桂は書篆刻をよくしましたが、学芸の中心となるものは『説文解字(せつもんかいじ)』研究に生涯を傾注した文字学者としての活躍でしょう。研究を集大成した『説文解字義證(せつもんかいじぎしょう)』五〇巻は、経書(けいしょ)を引用して解釈をすすめた名著とされます。ほかに古印の文字を字典に仕立てた『繆篆分韻(びゅうてんぶいんいん)』は、古印研究の著述として特筆されます。また元(げん)の吾丘衍(ごきゅうえん)の『三十五挙(さんじゅうごきょ)』(篆隷および篆刻技法について三五条を挙げた入門書)を補って『続三十五挙(ぞくさんじゅうごきょ)』を著わしました。西泠印社(せいれいいんしゃ)『印人画像(いんじんがぞう)』(1915)は二八人を選んで印人としての功労を顕賞していますが、このなかに桂も選ばれました。丁敬(ていけい)にはじまり六番目に、桂七〇歳の肖像とともに略伝が書かれています。ところが実際に、桂の篆刻作品を捜してみますと数が少なく、諸資料を網羅したとされる『篆刻叢刊』(二玄社)ですら一〇面を載せる(第二〇巻)にとどまります。こうしたことから篆刻家としての活躍よりは、古印研究の恩人としての功労が評価されたと思われます。
桂の書は、篆刻とおなじように作品が少ないようです。これについては、桂自身が「望むことは、作品依頼を持ち込まない人と酒をのむこと。できないことは、素性も知らない人のために書をなすこと。」(願與不解周旋人飲酒。難為未識姓名人作書。)という言葉を書斎に掲げて、委嘱を謝絶していたことを神田喜一郎先生は指摘されています。作品が少ないので全貌を探ることは難しいのですが、手元の資料でも隷書によるものばかりです。また、識者の評価も分隷(ふんれい)・八分書(はっぷんれい)・隷筆(れいひつ)・漢隷(かんれい)・分書(ふんれい)などの言葉の違いはあるものの隷書に限られて評価されていることからも、書作はおおく隷書によってなされたものでしょう。

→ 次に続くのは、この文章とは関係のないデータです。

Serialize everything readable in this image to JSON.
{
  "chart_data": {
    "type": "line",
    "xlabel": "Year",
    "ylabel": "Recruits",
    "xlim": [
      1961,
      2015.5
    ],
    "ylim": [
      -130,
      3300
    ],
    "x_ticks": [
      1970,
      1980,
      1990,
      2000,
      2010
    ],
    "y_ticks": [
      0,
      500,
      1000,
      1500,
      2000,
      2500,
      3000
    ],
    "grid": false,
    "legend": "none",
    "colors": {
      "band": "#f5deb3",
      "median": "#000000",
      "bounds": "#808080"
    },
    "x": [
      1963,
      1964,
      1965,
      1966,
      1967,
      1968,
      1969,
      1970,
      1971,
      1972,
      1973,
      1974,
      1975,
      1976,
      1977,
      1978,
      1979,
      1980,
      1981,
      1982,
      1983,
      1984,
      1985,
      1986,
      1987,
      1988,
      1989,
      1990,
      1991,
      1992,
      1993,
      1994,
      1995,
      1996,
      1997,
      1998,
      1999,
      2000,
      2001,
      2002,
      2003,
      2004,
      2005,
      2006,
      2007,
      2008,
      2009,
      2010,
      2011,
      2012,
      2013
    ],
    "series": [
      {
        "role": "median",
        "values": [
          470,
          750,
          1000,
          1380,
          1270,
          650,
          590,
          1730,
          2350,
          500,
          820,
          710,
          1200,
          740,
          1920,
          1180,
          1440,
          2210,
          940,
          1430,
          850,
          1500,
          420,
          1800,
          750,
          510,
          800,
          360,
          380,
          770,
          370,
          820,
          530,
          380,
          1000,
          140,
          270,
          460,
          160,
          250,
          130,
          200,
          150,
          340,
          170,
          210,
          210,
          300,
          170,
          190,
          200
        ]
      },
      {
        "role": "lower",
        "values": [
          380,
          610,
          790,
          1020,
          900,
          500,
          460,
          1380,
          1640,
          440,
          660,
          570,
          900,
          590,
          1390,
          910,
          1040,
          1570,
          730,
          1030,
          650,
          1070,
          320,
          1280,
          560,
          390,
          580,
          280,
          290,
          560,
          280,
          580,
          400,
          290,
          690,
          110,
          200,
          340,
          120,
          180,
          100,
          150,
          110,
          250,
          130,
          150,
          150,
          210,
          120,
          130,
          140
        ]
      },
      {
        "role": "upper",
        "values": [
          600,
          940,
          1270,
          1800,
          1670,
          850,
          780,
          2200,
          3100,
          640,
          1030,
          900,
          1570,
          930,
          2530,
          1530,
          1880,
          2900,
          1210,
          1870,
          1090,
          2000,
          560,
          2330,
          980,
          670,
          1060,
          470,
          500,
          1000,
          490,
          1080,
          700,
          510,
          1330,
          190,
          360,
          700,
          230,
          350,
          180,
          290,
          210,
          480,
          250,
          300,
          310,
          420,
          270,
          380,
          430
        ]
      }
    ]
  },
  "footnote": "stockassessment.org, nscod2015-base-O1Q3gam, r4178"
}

取り上げた臨『西嶽華山廟碑(せいがくかざんびょうひ)』は、碑の途中を書いたものです。『西嶽華山廟碑』は、西嶽華山廟(陝西省華陰県 せんせいしょうかいんけん)にあった漢碑(延熹八年 165)でしたが、もともとの碑は壊れて袁逢(えんぽう)という人が再建したものでした。これがさらに明(みん)の嘉靖(かせい)年間のころに失われたことから、拓本のみが伝えられています。『西嶽華山廟碑』は、長垣本(ちょうえんぼん)・関中本(かんちゅうぼん 華陰本ともいう)・四明本(しめいぼん)の三種の系統があります。長垣本が十字を損なうほどであるのにたいして、関中本・四明本は百字あまりを損なっています。桂臨は、臨書個所冒頭において関中本・四明本が多数欠字しているところを一字もかかさず書いていることから長垣本の系統の拓本によったものと思われます。資料としては西東書房(せいとうしょぼう)の刊本(長垣本)、また二玄社の刊本(書跡名品叢刊『西嶽華山廟碑』は、はじめ上野書道博物館所蔵の長垣本を載せましたが、のちに華陰本にかわりました。)に見ることができます。
桂は臨書を終えて「果亭(かてい)の依頼によって『華山碑』を臨した。昔の人の筆跡は、ことに手が及ばない。用いた墨も調子がよくない。ただ拮挶(きっきょく)を覚えるだけである。」と記しています。拮挶とは、思うようにならない意味で、作品のできばえに不満であった様子が書かれています。